Cooperative Institute for Research in Environmental Sciences
Friday, October 30, 2020

Large, Deep Antarctic Ozone Hole to Persist into November

Timelapse photo of a NOAA ozonezonde, an instrument used to monitor the Antarctic ozone hole, is released by scientists and carried aloft over the South Pole on a weather balloon.

Persistent cold temperatures and strong circumpolar winds supported the formation of a large and deep Antarctic ozone hole that will persist into November, NOAA and NASA scientists reported today.

The ozone hole reached its peak size at about 9.6 million square miles (or 24.8 million square kilometers), roughly three times the area of the continental United States, on September 20. Observations revealed the nearly complete elimination of ozone in a four-mile-high column of the stratosphere over the South Pole.

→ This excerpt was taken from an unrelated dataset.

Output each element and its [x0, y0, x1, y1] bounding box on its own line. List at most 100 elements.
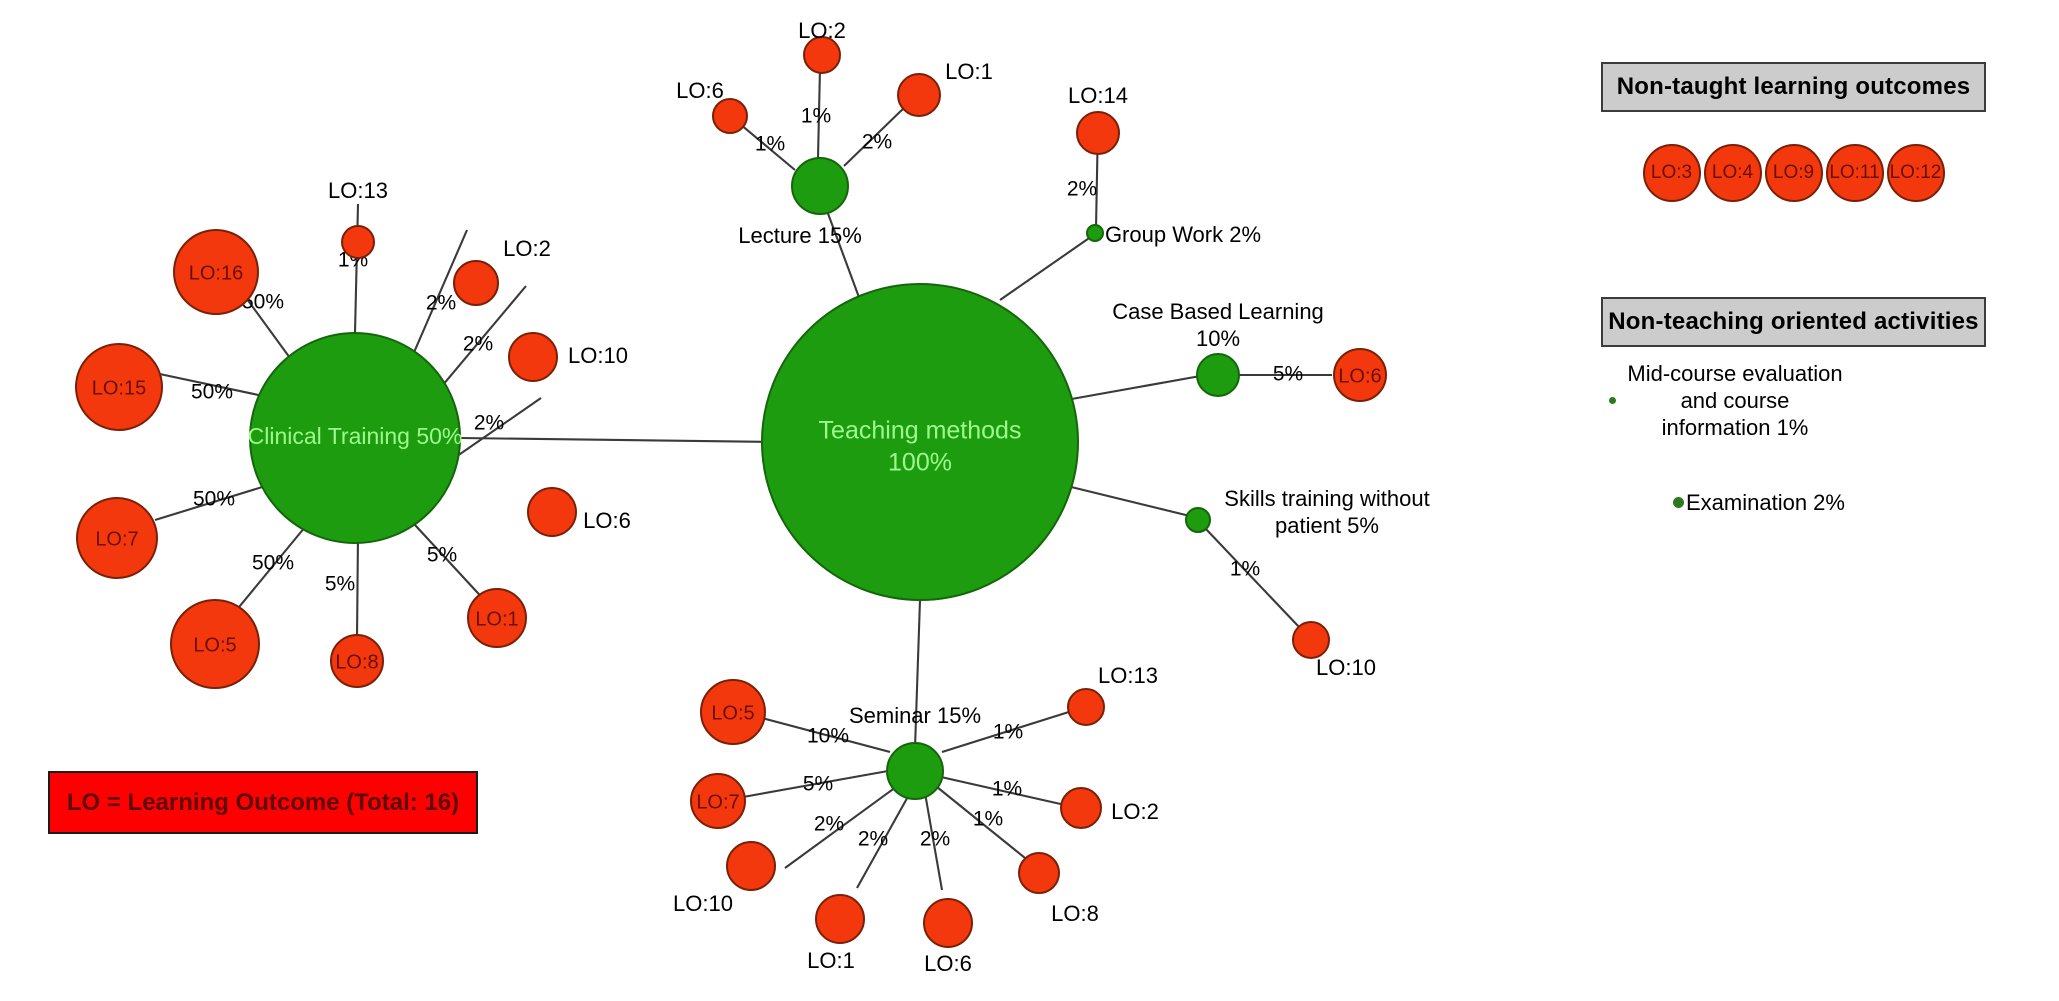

This year will go down as having the 12th-largest ozone hole in 40 years of satellite records, with the 14th-lowest ozone readings in 33 years of balloon-borne instrumental measurements, the scientists said. Declining levels of ozone-depleting chemicals controlled by the Montreal Protocol prevented the hole from being as large as it would have been 20 years ago.

"We have a long way to go, but that improvement made a big difference this year,” said Paul A. Newman, chief scientist for Earth Sciences at NASA's Goddard Space Flight Center. “The hole would have been about a million square miles larger if there was still as much chlorine in the stratosphere as there was in 2000.”

CIRES researchers are critical to the international effort to understand the South Pole's seasonal ozone hole and to anticipate its future.